The new Republican president heads to 1600 Pennsylvania Avenue with a Republican Congress in place after the party retained control of the House and Senate, the first time it has controlled government since 2006.

Unpredictable insurgent

The election outcome hands an unpredictable insurgent – a man who has threatened to rip up international trade and defence agreements and encouraged nuclear proliferation – unprecedented power as the next “commander-in-chief”.

He will preside over new appointments to the US supreme court that will set the ideological tone of the country on the most highly charged social and political issues until the middle of this century.

The bitterly fought election reflected what was at stake. The fact that Clinton, falling short on her second presidential bid, won the popular vote by 59.6 million (47.7 per cent) to Trump’s 59.4 million (47.5 per cent), yet lost in the state-tallied electoral college, reflected the divisions across the country.

An emotional Clinton, reeling from the biggest upset in modern US politics, offered an exhortation in a painful morning-after concession speech that was devoid of the bitter rhetoric that defined the election.

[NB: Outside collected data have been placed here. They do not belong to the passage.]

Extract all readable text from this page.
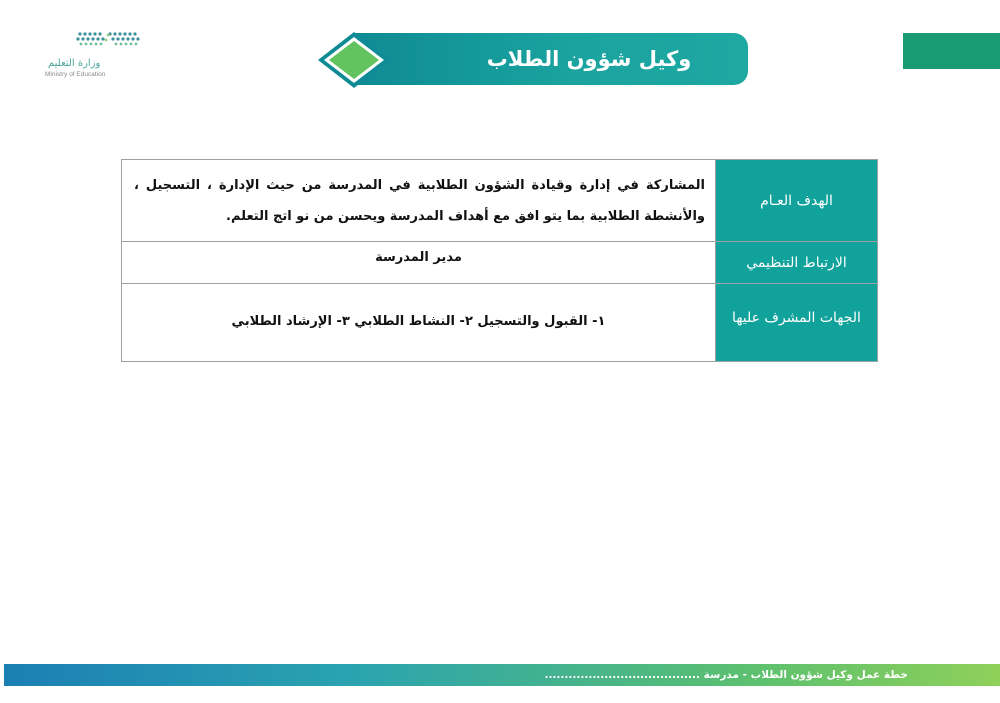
وزارة التعليم
Ministry of Education
وكيل شؤون الطلاب
الهدف العـام	المشاركة في إدارة وقيادة الشؤون الطلابية في المدرسة من حيث الإدارة ، التسجيل ، والأنشطة الطلابية بما يتو افق مع أهداف المدرسة ويحسن من نو اتج التعلم.
الارتباط التنظيمي	مدير المدرسة
الجهات المشرف عليها	١- القبول والتسجيل ٢- النشاط الطلابي ٣- الإرشاد الطلابي
خطة عمل وكيل شؤون الطلاب - مدرسة .......................................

“I hope that he will be a successful president for all Americans,” she said, wearing purple, the colour of bipartisanship. “Donald Trump is going to be our president. We owe him an open mind and a chance to lead.”

‘Wounds of division’

Standing in the White House’s Rose Garden, President Barack Obama called on Americans to unite behind a candidate who has promised to unwind the signature achievements of his eight-year presidency.

"We are now all rooting for his success in uniting and leading the country," said a chastened Obama of the man who once questioned his place of birth and the legitimacy of his right to serve in the White House.

The president said he was encouraged by Trump’s election-night vow to “bind the wounds of division”.

Now the task turns to a transition. A celebrity who became famous for firing people on a television show must hire 4,000 people to help him run the most powerful country in the world.

For tens of millions of Americans and many more around the world, it will be painful and horrifying viewing.